Bit Manupulation

位运算是一种用位的方式操作数据的算法。低级设备控制、错误检测和修正算法、数据压缩、加密算法和优化都会用到位运算。对于其他的任务,主流语言会让程序员与抽象层交互,而不是直接操作位。那些使用位运算的操作主要使用一下四种位运算符:按位与,或,异或,非,以及移位。

位运算在某些时候可以取代或者减少对数据结构的循环,并且提供更好的性能,因为位运算都是并行的。但是,这样的代码更难编写或者维护。

细节

基础

位运算的核心在于&(与), |(或),~(非)和^(异或)以及移位运算符<<和>>。

异或操作是没有任何的布尔运算符可以解释的,但是有一种简单的解释:异或接受两个输入,如果两个输入不一样,或者说是只有一个是1的时候,返回1。异或运算的运算符是^,对每一对比特进行异或操作。异或也经常被缩写成XOR。

  • Set union集合的并集 A | B
  • Set intersection集合的交集 A & B
  • Set subtraction集合的差集 A & ~B
  • Set negation集合的补集 ALL_BITS ^ A or ~A
  • Set bit 位设定 A |= 1 << bit
  • Clear bit 位清除 A &= ~(1 << bit)
  • Test bit 位测试 (A & 1 << bit) != 0
  • Extract last bit 取最后一位 A&-A or A&~(A-1) or x^(x&(x-1))
  • Remove last bit 移去最后一位的1(位置不变) A&(A-1)
  • Get all 1-bits 获取所有位的1(int值是-1) ~0

例子

计算所给的数字中,二进制的1的个数。

int count_one(int n) {
    while(n) {
        n = n&(n-1); // 这里通过与n-1按位与,移去了最后一位。
        count++;
    }
    return count;
}

判断所给的数字是不是4的幂。

Is power of four (actually map-checking, iterative and recursive methods can do the same)

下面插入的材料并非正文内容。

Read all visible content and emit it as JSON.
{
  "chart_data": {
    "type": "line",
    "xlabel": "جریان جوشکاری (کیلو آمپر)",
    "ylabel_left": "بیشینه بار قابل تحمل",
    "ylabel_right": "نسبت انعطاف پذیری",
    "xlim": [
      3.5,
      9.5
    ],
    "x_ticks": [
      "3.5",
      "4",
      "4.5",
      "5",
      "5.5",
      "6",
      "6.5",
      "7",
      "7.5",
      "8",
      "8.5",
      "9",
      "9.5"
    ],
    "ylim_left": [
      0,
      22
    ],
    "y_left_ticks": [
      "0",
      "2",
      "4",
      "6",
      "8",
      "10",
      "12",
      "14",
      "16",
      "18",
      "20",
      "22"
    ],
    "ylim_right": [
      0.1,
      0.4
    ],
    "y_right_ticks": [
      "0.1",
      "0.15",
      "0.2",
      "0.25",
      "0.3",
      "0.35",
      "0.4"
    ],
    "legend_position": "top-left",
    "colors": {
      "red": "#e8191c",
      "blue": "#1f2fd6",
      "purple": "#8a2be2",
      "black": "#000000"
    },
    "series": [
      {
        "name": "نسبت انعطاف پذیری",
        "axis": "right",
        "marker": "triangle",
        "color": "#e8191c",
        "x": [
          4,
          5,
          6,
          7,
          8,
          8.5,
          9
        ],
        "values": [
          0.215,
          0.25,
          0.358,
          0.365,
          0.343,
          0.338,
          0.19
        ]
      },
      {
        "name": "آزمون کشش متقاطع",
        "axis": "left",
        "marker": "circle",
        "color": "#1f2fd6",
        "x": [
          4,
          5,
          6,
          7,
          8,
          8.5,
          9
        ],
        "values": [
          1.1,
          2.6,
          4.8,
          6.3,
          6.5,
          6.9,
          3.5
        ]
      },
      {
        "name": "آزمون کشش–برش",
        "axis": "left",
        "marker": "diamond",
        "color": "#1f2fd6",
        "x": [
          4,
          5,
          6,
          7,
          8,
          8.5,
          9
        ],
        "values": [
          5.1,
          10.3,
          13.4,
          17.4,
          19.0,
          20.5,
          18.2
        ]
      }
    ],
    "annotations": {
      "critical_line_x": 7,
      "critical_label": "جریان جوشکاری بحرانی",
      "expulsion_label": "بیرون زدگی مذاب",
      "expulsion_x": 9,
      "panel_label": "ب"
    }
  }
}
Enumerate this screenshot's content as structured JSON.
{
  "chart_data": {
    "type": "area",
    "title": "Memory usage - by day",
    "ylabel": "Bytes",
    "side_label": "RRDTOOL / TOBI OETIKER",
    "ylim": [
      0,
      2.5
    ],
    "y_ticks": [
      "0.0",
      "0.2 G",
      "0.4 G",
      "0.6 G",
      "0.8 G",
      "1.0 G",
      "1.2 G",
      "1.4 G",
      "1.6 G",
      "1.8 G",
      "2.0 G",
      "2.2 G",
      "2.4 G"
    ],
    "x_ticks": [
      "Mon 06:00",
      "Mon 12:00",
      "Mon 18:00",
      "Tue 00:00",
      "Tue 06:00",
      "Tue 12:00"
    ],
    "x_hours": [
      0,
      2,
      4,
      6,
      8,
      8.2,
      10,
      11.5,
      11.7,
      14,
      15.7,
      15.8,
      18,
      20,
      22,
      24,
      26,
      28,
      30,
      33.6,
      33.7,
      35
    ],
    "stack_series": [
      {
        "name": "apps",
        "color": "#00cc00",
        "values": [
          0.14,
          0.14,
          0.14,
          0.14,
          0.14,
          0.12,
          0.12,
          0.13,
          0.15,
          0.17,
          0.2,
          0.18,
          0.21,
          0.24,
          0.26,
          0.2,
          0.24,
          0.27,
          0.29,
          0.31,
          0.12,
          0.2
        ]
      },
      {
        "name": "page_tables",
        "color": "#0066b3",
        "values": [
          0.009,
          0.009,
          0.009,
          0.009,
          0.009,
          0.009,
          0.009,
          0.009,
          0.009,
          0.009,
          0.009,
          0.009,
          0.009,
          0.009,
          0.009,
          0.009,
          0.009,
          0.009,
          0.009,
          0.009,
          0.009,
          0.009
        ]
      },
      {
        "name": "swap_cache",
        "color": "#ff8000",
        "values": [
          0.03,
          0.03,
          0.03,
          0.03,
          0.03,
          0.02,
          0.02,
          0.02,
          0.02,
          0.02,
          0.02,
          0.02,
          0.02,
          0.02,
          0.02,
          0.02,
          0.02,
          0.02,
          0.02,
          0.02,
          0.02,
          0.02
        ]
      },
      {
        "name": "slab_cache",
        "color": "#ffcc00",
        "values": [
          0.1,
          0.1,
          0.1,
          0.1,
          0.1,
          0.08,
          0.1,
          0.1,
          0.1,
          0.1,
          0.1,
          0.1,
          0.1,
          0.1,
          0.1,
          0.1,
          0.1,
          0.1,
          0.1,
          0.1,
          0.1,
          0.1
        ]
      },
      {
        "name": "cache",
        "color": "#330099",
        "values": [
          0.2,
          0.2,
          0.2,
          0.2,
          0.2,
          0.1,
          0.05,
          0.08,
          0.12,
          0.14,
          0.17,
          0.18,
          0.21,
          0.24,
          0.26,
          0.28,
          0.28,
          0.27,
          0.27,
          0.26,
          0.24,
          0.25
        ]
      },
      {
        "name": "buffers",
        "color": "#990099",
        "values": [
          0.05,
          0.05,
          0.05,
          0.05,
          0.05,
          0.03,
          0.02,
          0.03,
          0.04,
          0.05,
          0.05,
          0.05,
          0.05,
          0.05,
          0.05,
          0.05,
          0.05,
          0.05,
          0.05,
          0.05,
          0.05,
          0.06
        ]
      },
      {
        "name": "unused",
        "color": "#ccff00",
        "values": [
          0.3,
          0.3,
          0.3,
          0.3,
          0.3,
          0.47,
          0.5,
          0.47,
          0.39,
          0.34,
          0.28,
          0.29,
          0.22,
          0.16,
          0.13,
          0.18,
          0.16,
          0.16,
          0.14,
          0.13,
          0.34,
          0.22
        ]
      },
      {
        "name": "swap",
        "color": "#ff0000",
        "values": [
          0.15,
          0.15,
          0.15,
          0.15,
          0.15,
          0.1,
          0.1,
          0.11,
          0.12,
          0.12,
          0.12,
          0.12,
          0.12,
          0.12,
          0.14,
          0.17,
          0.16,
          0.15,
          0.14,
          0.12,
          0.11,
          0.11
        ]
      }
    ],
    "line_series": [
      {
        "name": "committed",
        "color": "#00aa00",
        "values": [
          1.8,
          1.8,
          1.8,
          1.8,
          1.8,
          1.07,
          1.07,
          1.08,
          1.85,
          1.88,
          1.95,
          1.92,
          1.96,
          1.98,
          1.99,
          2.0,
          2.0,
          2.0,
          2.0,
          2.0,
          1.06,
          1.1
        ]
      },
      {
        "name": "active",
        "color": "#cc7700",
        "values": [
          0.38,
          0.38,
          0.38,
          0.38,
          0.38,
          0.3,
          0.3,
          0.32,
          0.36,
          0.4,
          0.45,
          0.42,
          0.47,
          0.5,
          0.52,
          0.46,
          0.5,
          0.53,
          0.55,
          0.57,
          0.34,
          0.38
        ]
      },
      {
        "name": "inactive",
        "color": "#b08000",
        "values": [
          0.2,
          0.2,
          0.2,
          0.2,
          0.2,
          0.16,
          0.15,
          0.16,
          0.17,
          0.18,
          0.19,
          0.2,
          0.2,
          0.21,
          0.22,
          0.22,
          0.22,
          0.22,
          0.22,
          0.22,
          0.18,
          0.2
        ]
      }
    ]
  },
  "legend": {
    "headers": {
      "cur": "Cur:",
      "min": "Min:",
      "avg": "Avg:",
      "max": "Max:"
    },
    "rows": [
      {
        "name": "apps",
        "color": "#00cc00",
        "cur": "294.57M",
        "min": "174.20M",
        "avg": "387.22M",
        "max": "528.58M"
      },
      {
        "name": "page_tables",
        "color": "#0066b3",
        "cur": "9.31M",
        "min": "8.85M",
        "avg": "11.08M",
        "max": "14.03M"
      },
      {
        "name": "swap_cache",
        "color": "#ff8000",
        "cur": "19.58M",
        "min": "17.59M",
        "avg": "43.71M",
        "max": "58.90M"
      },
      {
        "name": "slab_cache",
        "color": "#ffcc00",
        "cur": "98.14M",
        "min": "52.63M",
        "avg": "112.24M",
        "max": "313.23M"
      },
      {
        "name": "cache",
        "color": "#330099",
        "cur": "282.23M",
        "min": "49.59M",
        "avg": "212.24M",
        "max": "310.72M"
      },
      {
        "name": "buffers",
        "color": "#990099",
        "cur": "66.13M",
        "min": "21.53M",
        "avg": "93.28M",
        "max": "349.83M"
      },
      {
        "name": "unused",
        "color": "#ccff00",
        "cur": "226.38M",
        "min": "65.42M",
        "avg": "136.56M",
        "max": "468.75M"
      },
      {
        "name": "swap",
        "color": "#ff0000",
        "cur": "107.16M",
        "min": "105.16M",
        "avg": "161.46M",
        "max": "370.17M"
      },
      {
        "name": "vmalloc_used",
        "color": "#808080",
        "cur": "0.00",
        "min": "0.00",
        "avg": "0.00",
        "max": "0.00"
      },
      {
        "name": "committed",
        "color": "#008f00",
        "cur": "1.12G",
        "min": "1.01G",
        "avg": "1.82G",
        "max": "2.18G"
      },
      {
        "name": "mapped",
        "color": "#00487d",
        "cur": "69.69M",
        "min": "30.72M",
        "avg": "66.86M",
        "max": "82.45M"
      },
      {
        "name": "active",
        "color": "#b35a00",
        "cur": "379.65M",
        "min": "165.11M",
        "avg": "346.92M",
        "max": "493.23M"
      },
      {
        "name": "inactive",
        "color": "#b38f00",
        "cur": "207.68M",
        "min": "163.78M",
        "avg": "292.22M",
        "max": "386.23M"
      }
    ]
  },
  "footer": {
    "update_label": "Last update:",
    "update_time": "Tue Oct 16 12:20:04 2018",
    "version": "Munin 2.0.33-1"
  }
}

bool isPowerOfFour(int n) {
    return !(n&(n-1)) && (n&0x55555555);
    //check the 1-bit location;
}

^ tricks 异或的技巧

用^异或运算去去除偶数并留下奇数,或者保留不同的位并去除相同的位。

两个整数的和 Sum of Two Integers

用 ^ 来求两位数的和的carry,并让下一位移动。

int getSum(int a, int b) {
    return b==0? a:getSum(a^b, (a&b)<<1); //be careful about the terminating condition;
}

消失的数 Missing Number

给定一个含有不同数字的数组0,1,2……n,找到那个不在其中的数。比如 [0, 1, 3] 返回2。

当然,这个题可用数学法(高斯法)解。

int missingNumber(vector<int>& nums) {
    int ret = 0;
    for(int i = 0; i < nums.size(); ++i) {
        ret ^= i;
        ret ^= nums[i];
    }
    return ret^=nums.size();
}

| tricks 或的技巧

保留尽可能多的1。

找到一个2的幂,其不大于所给的数字N。

long largest_power(long N) {
    //changing all right side bits to 1.
    N = N | (N>>1);
    N = N | (N>>2);
    N = N | (N>>4);
    N = N | (N>>8);
    N = N | (N>>16);
    return (N+1)>>1;
}

Reverse Bits 反转二进制

将所给的32位无符号整数的二进制反转。

Solution

uint32_t reverseBits(uint32_t n) {
    unsigned int mask = 1<<31, res = 0;
    for(int i = 0; i < 32; ++i) {
        if(n & 1) res |= mask;
        mask >>= 1;
        n >>= 1;
    }
    return res;
}
uint32_t reverseBits(uint32_t n) {
	uint32_t mask = 1, ret = 0;
	for(int i = 0; i < 32; ++i){
		ret <<= 1;
		if(mask & n) ret |= 1;
		mask <<= 1;
	}
	return ret;
}

& tricks 与的技巧

就是选择某些位。

Reversing the bits in integer 反转整数中的某些位

x = ((x & 0xaaaaaaaa) >> 1) | ((x & 0x55555555) << 1);
x = ((x & 0xcccccccc) >> 2) | ((x & 0x33333333) << 2);
x = ((x & 0xf0f0f0f0) >> 4) | ((x & 0x0f0f0f0f) << 4);
x = ((x & 0xff00ff00) >> 8) | ((x & 0x00ff00ff) << 8);
x = ((x & 0xffff0000) >> 16) | ((x & 0x0000ffff) << 16);

Bitwise AND of Numbers Range 数字范围的异或

给定一个范围 [m, n] ,其中0 <= m <= n <= INT_MAX,返回所有这些数字范围内的异或值。比如说给定[5, 7],你应该返回4。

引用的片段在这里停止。